Bad Imnau Was wird aus der Grundschule? Bad Imnauer Bürger diskutieren über künftige Nutzung

Bad Imnau / GUNAR HAID 11.12.2013
In Bad Imnau wünscht die Bevölkerung ein Mitspracherecht bei der künftigen Nutzung der Grundschule. Am 13. Januar gibt es einen Diskussionsabend.

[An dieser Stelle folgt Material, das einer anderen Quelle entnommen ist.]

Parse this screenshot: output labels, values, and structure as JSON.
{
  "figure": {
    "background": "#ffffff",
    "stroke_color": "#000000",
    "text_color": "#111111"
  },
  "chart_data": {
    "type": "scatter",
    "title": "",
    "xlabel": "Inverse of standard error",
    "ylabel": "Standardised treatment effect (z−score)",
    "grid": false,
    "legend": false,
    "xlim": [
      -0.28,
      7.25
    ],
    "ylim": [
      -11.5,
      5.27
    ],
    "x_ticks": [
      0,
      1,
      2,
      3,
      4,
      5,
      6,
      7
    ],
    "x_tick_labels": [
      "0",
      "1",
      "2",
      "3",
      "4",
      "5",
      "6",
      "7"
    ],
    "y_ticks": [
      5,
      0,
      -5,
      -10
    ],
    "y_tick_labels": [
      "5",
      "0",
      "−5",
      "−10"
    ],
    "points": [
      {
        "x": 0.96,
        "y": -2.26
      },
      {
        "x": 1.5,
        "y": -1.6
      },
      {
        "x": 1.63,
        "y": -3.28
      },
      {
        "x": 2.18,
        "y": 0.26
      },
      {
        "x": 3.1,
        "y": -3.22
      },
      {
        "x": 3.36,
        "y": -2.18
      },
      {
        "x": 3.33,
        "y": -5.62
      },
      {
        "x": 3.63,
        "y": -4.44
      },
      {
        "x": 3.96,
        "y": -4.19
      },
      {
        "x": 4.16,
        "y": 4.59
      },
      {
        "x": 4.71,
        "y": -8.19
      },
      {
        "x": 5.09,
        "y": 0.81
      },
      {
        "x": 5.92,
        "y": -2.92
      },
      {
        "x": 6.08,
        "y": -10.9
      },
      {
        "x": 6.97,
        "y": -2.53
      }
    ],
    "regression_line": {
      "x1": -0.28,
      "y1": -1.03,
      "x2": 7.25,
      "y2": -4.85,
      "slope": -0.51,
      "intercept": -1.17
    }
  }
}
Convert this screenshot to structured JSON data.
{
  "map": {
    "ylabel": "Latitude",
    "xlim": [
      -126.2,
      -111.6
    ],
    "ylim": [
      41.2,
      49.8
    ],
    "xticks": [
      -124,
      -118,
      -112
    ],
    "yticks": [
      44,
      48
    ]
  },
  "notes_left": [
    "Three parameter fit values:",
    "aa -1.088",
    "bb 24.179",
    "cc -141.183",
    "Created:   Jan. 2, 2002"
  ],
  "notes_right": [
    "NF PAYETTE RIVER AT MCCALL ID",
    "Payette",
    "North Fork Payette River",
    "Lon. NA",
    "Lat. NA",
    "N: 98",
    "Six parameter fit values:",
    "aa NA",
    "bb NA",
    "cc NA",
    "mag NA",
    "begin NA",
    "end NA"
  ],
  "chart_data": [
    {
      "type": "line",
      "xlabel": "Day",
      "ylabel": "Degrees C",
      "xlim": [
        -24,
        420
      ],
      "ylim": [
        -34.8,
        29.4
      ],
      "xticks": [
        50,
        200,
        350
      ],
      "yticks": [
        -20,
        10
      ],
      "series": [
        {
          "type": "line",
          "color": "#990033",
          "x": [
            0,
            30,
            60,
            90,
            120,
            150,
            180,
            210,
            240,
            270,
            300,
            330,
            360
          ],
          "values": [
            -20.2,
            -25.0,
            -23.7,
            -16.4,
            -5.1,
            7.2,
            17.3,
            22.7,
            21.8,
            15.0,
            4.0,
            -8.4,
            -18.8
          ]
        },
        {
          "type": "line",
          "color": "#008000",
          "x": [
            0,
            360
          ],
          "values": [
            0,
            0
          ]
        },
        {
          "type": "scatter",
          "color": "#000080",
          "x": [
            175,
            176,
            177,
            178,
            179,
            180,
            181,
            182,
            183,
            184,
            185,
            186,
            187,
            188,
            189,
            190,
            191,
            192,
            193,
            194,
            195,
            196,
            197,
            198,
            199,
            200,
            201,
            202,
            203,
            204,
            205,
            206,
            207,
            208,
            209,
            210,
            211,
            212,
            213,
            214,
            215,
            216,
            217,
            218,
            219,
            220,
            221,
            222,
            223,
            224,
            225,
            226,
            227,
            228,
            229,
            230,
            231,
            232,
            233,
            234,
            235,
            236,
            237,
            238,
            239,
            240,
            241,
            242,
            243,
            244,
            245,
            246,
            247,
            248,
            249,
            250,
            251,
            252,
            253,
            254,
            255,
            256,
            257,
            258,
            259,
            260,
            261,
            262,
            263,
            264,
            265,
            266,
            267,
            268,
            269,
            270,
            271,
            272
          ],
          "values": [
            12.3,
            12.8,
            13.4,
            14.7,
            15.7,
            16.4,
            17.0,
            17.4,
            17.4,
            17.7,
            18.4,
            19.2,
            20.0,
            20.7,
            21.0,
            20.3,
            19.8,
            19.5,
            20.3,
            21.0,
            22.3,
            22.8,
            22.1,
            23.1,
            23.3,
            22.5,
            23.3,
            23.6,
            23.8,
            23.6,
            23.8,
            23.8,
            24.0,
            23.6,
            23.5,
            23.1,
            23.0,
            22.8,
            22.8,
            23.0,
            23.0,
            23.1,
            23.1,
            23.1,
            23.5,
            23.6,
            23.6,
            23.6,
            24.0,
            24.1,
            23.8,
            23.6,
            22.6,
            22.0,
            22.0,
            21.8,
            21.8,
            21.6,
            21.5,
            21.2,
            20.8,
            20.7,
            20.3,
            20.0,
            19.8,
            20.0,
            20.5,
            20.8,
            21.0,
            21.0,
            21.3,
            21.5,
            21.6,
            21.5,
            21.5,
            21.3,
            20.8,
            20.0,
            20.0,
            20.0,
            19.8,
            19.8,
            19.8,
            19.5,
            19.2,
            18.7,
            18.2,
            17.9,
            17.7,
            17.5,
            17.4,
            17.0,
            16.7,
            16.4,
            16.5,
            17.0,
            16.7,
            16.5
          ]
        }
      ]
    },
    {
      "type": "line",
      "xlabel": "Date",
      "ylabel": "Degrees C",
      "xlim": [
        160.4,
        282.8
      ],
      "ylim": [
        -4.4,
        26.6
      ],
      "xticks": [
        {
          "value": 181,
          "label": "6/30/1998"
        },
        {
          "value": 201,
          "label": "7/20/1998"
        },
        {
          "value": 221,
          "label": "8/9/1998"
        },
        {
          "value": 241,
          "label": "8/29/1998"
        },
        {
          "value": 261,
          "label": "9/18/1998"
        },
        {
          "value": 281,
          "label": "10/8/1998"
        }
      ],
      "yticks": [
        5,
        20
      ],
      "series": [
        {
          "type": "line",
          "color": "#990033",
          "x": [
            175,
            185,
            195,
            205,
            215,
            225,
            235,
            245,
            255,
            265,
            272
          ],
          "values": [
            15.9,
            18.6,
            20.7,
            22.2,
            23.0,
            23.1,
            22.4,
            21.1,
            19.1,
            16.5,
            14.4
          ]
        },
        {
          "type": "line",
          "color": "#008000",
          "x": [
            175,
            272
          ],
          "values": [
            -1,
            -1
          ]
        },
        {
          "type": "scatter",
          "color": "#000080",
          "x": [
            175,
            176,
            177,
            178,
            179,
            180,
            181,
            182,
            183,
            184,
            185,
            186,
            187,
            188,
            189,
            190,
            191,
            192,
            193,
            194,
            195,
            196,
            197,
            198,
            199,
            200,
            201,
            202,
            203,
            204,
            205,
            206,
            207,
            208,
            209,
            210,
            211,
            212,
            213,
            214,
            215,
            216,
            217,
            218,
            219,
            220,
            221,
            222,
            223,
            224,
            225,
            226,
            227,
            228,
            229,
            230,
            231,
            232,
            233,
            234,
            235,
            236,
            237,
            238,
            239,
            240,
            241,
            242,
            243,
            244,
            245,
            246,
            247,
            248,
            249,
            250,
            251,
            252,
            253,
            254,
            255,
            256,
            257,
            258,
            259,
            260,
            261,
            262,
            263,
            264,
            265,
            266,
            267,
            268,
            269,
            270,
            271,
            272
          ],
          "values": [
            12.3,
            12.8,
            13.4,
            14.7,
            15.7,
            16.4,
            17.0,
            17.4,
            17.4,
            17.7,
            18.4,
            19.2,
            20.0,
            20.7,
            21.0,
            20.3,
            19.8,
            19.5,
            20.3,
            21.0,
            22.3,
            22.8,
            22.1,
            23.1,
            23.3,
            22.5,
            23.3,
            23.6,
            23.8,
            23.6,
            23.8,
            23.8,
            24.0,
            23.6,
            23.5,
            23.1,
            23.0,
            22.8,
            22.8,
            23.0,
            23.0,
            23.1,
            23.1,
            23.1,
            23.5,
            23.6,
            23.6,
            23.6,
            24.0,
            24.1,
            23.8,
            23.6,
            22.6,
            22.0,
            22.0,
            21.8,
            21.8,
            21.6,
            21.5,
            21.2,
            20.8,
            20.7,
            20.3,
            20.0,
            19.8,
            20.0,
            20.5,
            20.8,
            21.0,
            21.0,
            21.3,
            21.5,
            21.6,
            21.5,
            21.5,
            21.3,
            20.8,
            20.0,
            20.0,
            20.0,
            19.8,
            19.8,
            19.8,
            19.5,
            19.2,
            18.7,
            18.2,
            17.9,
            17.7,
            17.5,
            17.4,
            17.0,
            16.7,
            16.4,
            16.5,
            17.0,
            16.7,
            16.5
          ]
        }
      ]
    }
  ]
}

In der letzten Ortschaftsratssitzung des Jahres hatte in der Bürgerfragestunde Hubert Pfister den Wunsch geäußert, die Bevölkerung stärker in die Planungen zur künftigen Nutzung der Grund-und Förderschule einzubinden. Die Pfarrgemeinde hat sich bereits für eine Integration des Kindergartens in das Gesamtkonzept ausgesprochen.

Der Ortschaftsrat entschied, den Planungsstand bei einem öffentlichen Informationsabend am Montag, 13. Januar, vorzustellen. Die Veranstaltung findet um 20 Uhr vor Ort in einem der Klassenzimmer statt. Anschließend soll eine ausführliche Diskussion über die Einteilung und Gestaltung der Räumlichkeiten für die Unterbringung des Kindergartens, der Ortschaftsverwaltung und der Vereine geführt werden.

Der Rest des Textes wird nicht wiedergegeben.